Premesso, tra l’altro, che tale manufatto è stato autorizzato a seguito della DIA acquisita al protocollo comunale il 25 gennaio 1996 e consiste nel recupero di porzione di un fabbricato parzialmente distrutto nel giugno 1995 da un incendio, a sostegno dell’appello hanno dedotto:

1.- Violazione dell’art. 7 della legge n. 241 del 1990.

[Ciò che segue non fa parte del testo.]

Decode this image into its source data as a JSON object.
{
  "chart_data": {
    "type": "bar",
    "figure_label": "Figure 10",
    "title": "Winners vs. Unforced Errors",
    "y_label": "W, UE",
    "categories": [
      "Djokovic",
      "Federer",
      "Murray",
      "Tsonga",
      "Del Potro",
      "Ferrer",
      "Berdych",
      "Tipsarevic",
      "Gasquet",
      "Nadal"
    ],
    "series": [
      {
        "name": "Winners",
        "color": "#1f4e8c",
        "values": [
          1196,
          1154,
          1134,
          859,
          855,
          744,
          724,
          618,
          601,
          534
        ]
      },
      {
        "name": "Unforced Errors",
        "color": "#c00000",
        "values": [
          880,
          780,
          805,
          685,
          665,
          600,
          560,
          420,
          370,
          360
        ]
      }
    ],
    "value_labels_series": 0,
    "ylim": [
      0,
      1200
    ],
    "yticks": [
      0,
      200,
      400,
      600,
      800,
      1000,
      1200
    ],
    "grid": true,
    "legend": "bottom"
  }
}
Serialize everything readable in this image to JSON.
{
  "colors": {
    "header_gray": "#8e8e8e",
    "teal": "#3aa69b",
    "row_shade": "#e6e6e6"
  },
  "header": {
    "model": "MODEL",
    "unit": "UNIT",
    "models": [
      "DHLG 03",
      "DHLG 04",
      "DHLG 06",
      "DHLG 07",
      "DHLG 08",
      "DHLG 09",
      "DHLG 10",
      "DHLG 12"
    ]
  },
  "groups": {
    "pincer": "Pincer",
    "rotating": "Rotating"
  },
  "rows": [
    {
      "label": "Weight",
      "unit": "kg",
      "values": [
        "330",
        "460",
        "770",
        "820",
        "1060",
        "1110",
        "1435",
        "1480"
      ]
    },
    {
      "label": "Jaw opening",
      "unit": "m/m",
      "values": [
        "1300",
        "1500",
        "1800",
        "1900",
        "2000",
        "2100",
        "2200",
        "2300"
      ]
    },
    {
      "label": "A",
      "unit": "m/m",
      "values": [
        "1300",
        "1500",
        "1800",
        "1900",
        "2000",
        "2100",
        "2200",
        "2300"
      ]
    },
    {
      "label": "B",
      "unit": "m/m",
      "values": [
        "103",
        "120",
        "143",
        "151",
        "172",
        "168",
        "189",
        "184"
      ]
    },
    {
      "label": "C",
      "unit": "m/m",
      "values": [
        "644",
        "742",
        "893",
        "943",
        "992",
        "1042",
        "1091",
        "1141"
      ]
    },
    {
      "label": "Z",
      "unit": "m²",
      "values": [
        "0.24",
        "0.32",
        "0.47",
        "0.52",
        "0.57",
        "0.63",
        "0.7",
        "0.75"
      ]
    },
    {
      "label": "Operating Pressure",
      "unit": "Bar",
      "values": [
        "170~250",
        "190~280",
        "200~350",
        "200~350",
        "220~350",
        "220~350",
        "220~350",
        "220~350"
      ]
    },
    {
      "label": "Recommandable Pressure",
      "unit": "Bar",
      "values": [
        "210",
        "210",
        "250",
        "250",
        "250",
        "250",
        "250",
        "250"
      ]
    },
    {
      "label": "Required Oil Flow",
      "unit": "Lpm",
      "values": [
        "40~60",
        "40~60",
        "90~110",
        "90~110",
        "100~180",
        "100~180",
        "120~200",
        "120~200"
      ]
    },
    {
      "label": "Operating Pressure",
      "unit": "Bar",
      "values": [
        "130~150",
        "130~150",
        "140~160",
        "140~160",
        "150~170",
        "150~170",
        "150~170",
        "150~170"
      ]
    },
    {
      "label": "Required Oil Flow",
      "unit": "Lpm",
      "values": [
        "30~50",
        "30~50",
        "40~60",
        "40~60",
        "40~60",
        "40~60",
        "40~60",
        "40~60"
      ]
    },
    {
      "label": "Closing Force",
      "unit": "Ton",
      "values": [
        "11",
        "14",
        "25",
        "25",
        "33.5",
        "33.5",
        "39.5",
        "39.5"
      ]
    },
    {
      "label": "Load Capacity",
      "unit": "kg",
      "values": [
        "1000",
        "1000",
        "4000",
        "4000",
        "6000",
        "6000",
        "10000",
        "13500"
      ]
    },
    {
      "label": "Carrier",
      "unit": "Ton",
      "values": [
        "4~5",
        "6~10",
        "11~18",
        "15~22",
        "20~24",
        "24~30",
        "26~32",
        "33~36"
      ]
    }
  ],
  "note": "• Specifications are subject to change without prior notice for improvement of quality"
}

Ad avviso del TAR, la norma invocata non sarebbe applicabile al procedimento vincolato di repressione degli abusi edilizi, compiutamente disciplinato. Tale assunto non è corretto in base alla finalità partecipativa del cit. art. 7, avente forza cogente e prevalente rispetto alla normale legislazione, specie regionale.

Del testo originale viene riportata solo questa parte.